We have a wide circle of friends. Some retired last year, some have been retired for quite a while now and others are wannabe retirees. Among those who are now living the retired lifestyle, by far the happiest appear to be those who set goals on a regular basis. They are always working towards an interesting goal that they wish to achieve.
Living into the day can be enjoyable when you are on holiday. But, in my opinion, it doesn’t stack up day in and day out when you are back home.
Table of Contents
- 3 Top Reasons to Set Goals in Retirement
- What Goal Do You Want to Achieve?
- A Menu of Ideas When Choosing a Goal
- Stepping Stone Goals
- An Engrossing Goal-Setting Routine
3 Top Reasons to Set Goals in Retirement
There are no doubt many many reasons it is a good idea. However, on top of my list are the following 3 reasons,
- I think most people thrive on having a challenge of some kind, provided it is achievable.
- If the goal is well-chosen, it can add excitement along the way.
- There is almost nothing like that feeling of striving towards a goal and then reaching that point where you can sit back and say “I did it!!”. That sense of achievement is hard to beat.
I suspect that my sister realised all 3 of these goal setting qualities just recently. She and her husband, with a number of friends, set themselves the goal of completing a multi day walk in Tasmania. This required considerable preparation and training over a number of weeks.
They flew into Tasmania earlier this month, ready to embark on their planned walk.
From their descriptions of the trek, it is fair to say that it wasn’t “a walk in the park”. Their earlier training no doubt prepared them, at least in part, for the challenging 1st day that threw 4,000 rugged steps their way. They have now finished the walk. Their sense of satisfaction at the end of the last day could almost be felt from here. The accolades they received from much younger companions would have topped it all off with a huge sense of pride and a feeling of “We did it!!”.
I know how they must have felt. We did something similar in 2018 when we did a week-long walk along the Rhine.
What Goal Do You Want to Achieve?
So let’s get down to the nitty gritty.
What would you like to achieve by the end of the month, by the end of the year?
What passion or hobby gets you out of bed in the mornings, raring to go?

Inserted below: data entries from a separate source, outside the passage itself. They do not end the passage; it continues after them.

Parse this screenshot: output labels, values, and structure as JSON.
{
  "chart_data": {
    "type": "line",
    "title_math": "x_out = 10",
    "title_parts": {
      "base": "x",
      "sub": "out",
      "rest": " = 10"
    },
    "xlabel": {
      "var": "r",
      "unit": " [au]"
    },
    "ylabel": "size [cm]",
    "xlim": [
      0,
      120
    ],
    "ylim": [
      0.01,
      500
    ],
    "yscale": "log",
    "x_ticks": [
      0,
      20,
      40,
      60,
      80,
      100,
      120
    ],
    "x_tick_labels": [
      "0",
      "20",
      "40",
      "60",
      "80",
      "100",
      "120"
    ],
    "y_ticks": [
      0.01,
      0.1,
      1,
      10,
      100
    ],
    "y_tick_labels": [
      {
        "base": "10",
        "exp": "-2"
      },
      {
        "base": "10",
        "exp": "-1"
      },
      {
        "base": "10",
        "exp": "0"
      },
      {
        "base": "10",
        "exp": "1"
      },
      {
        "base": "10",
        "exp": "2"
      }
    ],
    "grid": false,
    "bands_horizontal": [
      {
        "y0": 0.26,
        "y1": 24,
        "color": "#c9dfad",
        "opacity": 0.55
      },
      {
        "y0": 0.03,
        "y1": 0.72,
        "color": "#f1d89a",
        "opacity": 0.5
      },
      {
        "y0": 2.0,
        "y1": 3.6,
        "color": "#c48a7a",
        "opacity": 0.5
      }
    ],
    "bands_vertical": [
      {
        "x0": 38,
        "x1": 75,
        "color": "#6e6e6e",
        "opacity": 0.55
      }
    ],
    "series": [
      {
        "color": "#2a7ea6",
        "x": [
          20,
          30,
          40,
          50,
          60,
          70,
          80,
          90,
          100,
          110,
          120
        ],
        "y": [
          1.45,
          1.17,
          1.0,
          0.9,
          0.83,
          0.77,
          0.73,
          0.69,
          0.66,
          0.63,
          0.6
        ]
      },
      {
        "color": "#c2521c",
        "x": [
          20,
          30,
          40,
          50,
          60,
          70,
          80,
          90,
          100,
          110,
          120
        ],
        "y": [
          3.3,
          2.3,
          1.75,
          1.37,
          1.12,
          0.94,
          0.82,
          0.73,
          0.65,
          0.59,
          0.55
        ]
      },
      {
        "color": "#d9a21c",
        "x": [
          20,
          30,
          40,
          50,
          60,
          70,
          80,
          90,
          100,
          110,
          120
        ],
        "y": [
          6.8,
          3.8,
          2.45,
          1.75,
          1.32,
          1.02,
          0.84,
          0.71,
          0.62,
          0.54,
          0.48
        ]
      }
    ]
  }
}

Books on Goal Setting (Affiliate Link)
It is quite possible that during your working life, your boss always set goals for you. You either rose to the occasion and achieved them or struggled through them begrudgingly. The difference in retirement is that now you get to choose the goals you want to work towards. It is all about what YOU want this time.
I must say, I love to set goals, I love having something to work towards. I am a real list-maker so the 2 can work hand-in-hand wonderfully.
Goals can of course be short-term or long-term, simple or quite involved. It is entirely up to you. You are the architect of your goal-generation project.
A Menu of Ideas When Choosing a Goal
Just to give you some ideas to stimulate the thinking processes, here are some possibilities:
- Train for a longish trek with friends or family (I had to put that one on the list of course.)
- Start a blog
- Utilise creative talents to sell on a Print On Demand platform.
- Learn a new investment strategy.
- Learn how to create Printables
- Learn a language
- Learn a new card game during weekly meetups
- Improve your confidence by joining a toastmasters’ group
- Start an interest group on meetup.com
- Join an interest group on meetup.com
- Learn a new skill via U3A
- Join a book club
- Join a movie club
- Meet up with friends each week to tackle some brain teasers
- Start an online business
Stepping Stone Goals
I have set myself a number of goals for this year, some short-term, some long-term, others are sub-goals of bigger goals. I kind of like step goals, little goals that can lead to the achievement of a bigger goal, in other words stepping stone goals.
For example, I have been learning a foreign language, German, for some years now. It’s time to move from learning to actually using.
What do I really want to achieve with this goal? I want to overcome my language shyness and be able to converse freely by the end of this year.
That’s my goal.
My short term goal (stepping stone) consists of sticking to a daily routine that can lead me step-by-step towards achieving my long term goal. I love grammar and learning new constructs in a foreign language. But when it comes to saying what I want to say, the words simply get stuck in my throat. It’s time to change all of that. So my daily goal is to list 10 sentences in English that I want to say, write down the correct German translation and then revise the list until I get every sentence correct.
Will I stick to it? Let’s see. That is certainly my intention. After all, Wordle has me “showing up” each day to maintain my streak. Hopefully I can be just as disciplined with my language goal.
An Engrossing Goal-Setting Routine
One goal or several, it’s up to you.
I think a good mix of longer term goals with short term goals is the ideal. Or devising sub-goals that can lead to or contribute to achievement of a larger goal.
The bottom line is you want to have a goal or goals that keep you forward thinking. Your goals should enrich your daily structure and include the 3 essentials listed above: challenging, exciting and satisfying. You want to think of goals that excite you to get up in the morning, goals that challenge you in some way and goals that will be immensely satisfying and rewarding when you achieve them.
Have fun when you set goals that can really add to your lifestyle.